St Michael’s Preschool director Rebecca Bailey welcomed the change but doubted the threat of payment cuts would impact their centre, as all of the children who attended were vaccinated, except for one due to an allergy.
The government has said people who have medical reasons for not vaccinating will still receive government payments.
Mrs Bailey said immunisation was vital and this step from the government might be the measure some people needed to get their children vaccinated.
“It is a way that we protect the rest of our community, by our children being immunised,” she said.
She said if children weren’t vaccinated, they could be isolated if a bout of chicken pox broke out, but with the disease becoming contagious before spots appear, it could be too late.
Tamworth GP Jenny May said she welcomed any policy initiative that would raise the rates of immunity in the region.
“GPs believe in evidence-based medicine,” Dr May said.
“Vaccinations are a key and important cornerstone of proctecting, particularly, children, against preventable
diseases.”
She said there was a “double benefit” to vaccinations, as they helped individual children but also other children through “herd immunity”.

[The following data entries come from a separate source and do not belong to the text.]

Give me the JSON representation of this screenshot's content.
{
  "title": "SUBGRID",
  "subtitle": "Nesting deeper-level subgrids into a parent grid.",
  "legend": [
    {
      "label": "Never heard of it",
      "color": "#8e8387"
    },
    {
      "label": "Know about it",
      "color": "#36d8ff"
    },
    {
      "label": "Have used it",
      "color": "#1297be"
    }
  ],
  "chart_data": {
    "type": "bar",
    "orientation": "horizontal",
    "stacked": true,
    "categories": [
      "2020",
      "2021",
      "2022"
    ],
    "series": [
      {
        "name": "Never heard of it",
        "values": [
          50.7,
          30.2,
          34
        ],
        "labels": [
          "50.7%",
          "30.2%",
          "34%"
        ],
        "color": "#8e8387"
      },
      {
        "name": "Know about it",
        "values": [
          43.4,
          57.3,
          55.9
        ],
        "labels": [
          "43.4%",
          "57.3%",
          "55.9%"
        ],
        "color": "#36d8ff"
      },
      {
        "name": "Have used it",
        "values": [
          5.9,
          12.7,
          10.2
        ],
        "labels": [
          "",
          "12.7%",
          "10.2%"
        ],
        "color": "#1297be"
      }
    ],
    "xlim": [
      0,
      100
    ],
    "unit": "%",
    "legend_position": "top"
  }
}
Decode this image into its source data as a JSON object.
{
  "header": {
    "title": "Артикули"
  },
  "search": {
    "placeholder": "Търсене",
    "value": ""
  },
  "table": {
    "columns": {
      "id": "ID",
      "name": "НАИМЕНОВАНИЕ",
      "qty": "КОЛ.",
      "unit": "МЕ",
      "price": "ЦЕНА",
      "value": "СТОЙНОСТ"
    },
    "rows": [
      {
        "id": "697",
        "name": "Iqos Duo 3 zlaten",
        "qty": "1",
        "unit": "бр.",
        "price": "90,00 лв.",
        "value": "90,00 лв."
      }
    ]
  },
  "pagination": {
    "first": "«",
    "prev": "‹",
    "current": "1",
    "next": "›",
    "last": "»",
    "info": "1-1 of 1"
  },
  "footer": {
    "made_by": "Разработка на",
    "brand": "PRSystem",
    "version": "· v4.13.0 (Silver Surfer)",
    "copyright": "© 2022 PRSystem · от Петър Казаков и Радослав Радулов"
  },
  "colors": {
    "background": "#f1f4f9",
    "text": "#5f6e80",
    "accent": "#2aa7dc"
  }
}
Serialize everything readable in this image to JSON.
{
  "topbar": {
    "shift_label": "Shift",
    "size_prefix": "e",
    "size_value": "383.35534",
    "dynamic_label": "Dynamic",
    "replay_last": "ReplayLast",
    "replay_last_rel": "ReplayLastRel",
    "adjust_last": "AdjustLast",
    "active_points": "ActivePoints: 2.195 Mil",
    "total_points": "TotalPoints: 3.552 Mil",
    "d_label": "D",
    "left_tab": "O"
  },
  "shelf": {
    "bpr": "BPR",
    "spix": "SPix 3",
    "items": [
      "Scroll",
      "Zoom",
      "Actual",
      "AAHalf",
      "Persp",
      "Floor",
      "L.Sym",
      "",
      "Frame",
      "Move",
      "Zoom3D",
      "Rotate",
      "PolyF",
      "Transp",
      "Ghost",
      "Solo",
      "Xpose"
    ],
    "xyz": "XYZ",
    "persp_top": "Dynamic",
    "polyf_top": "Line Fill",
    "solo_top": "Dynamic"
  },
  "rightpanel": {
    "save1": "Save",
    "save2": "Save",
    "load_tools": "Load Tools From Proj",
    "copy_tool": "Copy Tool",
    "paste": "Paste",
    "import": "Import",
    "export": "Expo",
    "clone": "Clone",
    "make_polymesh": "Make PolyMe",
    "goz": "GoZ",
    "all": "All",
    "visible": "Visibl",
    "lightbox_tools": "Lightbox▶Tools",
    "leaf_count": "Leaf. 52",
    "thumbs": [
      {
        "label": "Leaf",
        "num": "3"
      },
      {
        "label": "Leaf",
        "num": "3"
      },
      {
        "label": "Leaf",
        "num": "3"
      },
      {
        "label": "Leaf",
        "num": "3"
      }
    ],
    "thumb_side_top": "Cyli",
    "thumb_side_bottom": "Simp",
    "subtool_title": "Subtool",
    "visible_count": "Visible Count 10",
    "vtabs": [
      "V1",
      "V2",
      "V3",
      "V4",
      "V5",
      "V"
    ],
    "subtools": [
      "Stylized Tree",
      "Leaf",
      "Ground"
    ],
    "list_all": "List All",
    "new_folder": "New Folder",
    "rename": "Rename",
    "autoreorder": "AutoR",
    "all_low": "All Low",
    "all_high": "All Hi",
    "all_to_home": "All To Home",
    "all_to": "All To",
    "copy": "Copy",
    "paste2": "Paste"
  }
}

She said the New England’s high rate of immunisation was a testament to the co-operation of multiple health services.
Australia maintains a high immunisation rate, but in the past 10 years the number of children left unimmunised because their parents were conscientious objectors, rose to 39,000, an increase of 24,000. Mr Abbot said the choice to not immunise children was not backed up by medical research and posed health risks to other young children and the broader community.